Car dealerships' service departments are making strides in customer satisfaction according to the latest J.D. Power and Associates Customer Service Index survey.
More than two-thirds of the 37 brands in the index improved significantly from last year. The industry's overall average increased from 876 to 882 (out of 1,000) after staying flat since 2005.
The 2008 Customer Service Index gauges the satisfaction level of vehicle owners who visit a dealership for maintenance or repair work during the first three years of ownership of a new vehicle, which is a typical warranty period.
Customers that go in for routine maintenance are more likely to be satisfied (894) than those who visit the dealership for repair work (862), according to the survey.
Satisfaction with repair work, though, jumped nine points over last year despite the fact that the proportion of consumers visiting a dealership for repair work declined to historic a historic low — 35%.
J.D. Power attributes the decline in repair work visits to improved levels of vehicle quality. Also, dealerships are doing a better job of marketing to customers needing maintenance work, in order to offset declines in warranty and repair work.

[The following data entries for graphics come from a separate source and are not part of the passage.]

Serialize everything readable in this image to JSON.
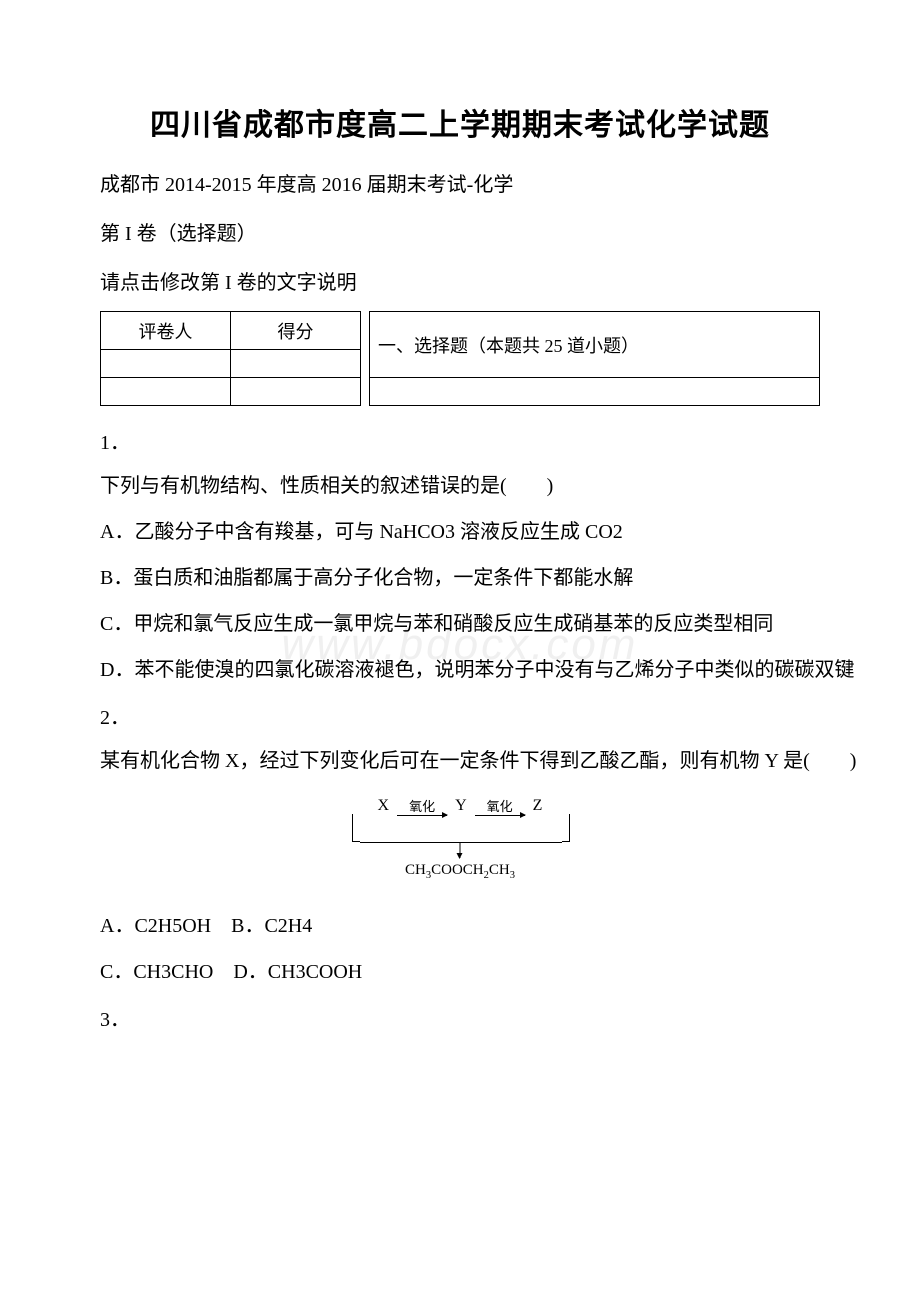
{
  "title": "四川省成都市度高二上学期期末考试化学试题",
  "subtitle": "成都市 2014-2015 年度高 2016 届期末考试-化学",
  "volume_label": "第 I 卷（选择题）",
  "instruction": "请点击修改第 I 卷的文字说明",
  "score_table": {
    "grader_header": "评卷人",
    "score_header": "得分"
  },
  "section_label": "一、选择题（本题共 25 道小题）",
  "questions": {
    "q1": {
      "num": "1．",
      "text": "下列与有机物结构、性质相关的叙述错误的是(　　)",
      "options": {
        "a": "A．乙酸分子中含有羧基，可与 NaHCO3 溶液反应生成 CO2",
        "b": "B．蛋白质和油脂都属于高分子化合物，一定条件下都能水解",
        "c": "C．甲烷和氯气反应生成一氯甲烷与苯和硝酸反应生成硝基苯的反应类型相同",
        "d": "D．苯不能使溴的四氯化碳溶液褪色，说明苯分子中没有与乙烯分子中类似的碳碳双键"
      }
    },
    "q2": {
      "num": "2．",
      "text": "某有机化合物 X，经过下列变化后可在一定条件下得到乙酸乙酯，则有机物 Y 是(　　)",
      "diagram": {
        "x": "X",
        "y": "Y",
        "z": "Z",
        "step1": "氧化",
        "step2": "氧化",
        "product": "CH₃COOCH₂CH₃"
      },
      "options": {
        "ab": "A．C2H5OH　B．C2H4",
        "cd": "C．CH3CHO　D．CH3COOH"
      }
    },
    "q3": {
      "num": "3．"
    }
  },
  "watermark": "www.bdocx.com"
}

The Jaguar brand earned the top score for the second year in a row at 923, followed by General Motors Corp. brands Cadillac (922) and Buick (919).
Customers like Jaguar's service initiation, service advisors and user-friendly service measures, says David Sargent, vice president-automotive research for J.D. Power.
Buick's strong showing is a result of improved vehicle quality, he says.
Buick and Jaguar have fared well in the Customer Service Index in recent years. One dealer attributes it to the fact Jaguar and Buick might have more time for one-on-one interaction with customers because of anemic sales of late.
Better communication with customers also helps dealers in the study. Data show when a service department offers an explanation of charges and the necessity of the work, customer satisfaction is roughly 100 points higher on average.
According to the survey, 82% of customers say they were offered an explanation from the service department about the work performed, while 58% were given an explanation of the charges, when necessary.
Timing also is important. Customers who spoke with a service advisor immediately upon arrival report satisfaction scores averaging 224 points higher than those who had to wait more than five minutes.
Another key factor is whether the dealership takes time to deliver a clean vehicle following the service appointment. If a vehicle is returned cleaner than it was originally, satisfaction scores climb, on average, 48 points. On the other hand, if a vehicle is returned less clean, satisfaction drops 202 points.
The study also shows online scheduling interest still is low. Only 5% of customers surveyed say they intend to schedule service appointments through the Web. One percent do so.
The majority of customers — 74% — prefer to use the phone to schedule work while 25% just visit the dealership without an appointment.